The opening credits montage sequence has visual resonance. The highlight here is the Eiffel Tower missing it’s top half. Earth is still reeling from the after effects of the impact of a meteor. Radiation and frequent earthquakes render living in any place risky. “Migration” begins five years after Greenland, instability in the region has made bunker living impossible and John Garrity (Gerard Butler) an ordinary guy caught up in an extraordinary situation, is back trying to get through to his wife Allison (Morena Baccarin) and now-teenaged son Nathan (Roman Griffin Davis), that they need to keep moving to safety. Radiation exposure has taken its toll on John and the perilous journey across the frozen wasteland of Europe is going to be tough.

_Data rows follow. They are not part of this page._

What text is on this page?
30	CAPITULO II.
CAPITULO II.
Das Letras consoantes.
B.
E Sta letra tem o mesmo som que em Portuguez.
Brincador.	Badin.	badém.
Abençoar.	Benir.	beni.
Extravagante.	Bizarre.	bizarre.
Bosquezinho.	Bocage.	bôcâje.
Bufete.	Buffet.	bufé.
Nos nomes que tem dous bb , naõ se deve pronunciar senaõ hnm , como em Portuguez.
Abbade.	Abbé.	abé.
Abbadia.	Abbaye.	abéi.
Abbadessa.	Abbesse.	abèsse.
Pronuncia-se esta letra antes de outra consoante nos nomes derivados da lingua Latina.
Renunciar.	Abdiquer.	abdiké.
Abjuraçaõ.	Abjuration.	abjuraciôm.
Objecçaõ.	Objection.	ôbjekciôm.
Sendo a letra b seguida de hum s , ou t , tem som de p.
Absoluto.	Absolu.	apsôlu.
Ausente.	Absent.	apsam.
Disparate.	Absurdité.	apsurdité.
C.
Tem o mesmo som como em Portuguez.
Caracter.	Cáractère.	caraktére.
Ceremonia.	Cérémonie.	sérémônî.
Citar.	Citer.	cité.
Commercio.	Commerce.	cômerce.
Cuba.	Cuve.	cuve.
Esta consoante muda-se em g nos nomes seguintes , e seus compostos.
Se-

They have already over-stayed in their current bunker, supplies have grown scarce, and severe tremors make their survival precarious. John and his family, among others, those lucky enough to escape via lifeboat, hope that what a scientist among them (Amber Rose Revah) theorized, that the biggest crater left by one of Clarke’s fragments, might actually contain basic necessities for life and provide protection from the radiation storms, might be true.
“Greenland” was a adequately exciting disaster film but it’s over-indulgence in special effects towards its end was quite off-putting. The plight of the Garritys though was fairly compelling. A sequel was not expected though.
There’s nothing much that’s original about this sequel. Screenwriters Mitchell LaFortune and Chris Sparling and Waugh seem to have put together elements, bits and pieces, from several successful disaster/horror films to arrive at this refurbished construct. There’s not much happening on the inter-familial front either. New characters introduced are disposed off without getting time to make their mark. The special effects don’t live up to standard expectations either. And the probability that the Clarke crater left behind from the strike would become a site of thriving life forms in 5 years is conceptually nonviable.
This sequel has a few emotionally resonant moments and is intermittently gripping. It’s a bit chaotic and the conflict and decisions don’t count as original anymore. Obstacles are resolved all too easily. Characters are many and all-too-forgettable. The opening sequence was gravitating but thereafter the movie loses steam. As a result, there’s hardly any tension and the gravity of the situation never hits home.
Cinematographer Martin Ahlgren shot on the Sony VENICE 2 and visually the setup ticks all the right boxes. Yet the scale feels constrained and the soft ending feels like a cop-out. At best this is a serviceable disaster movie, set in a post-apocalyptic world. However, the illogical turns make it suspect!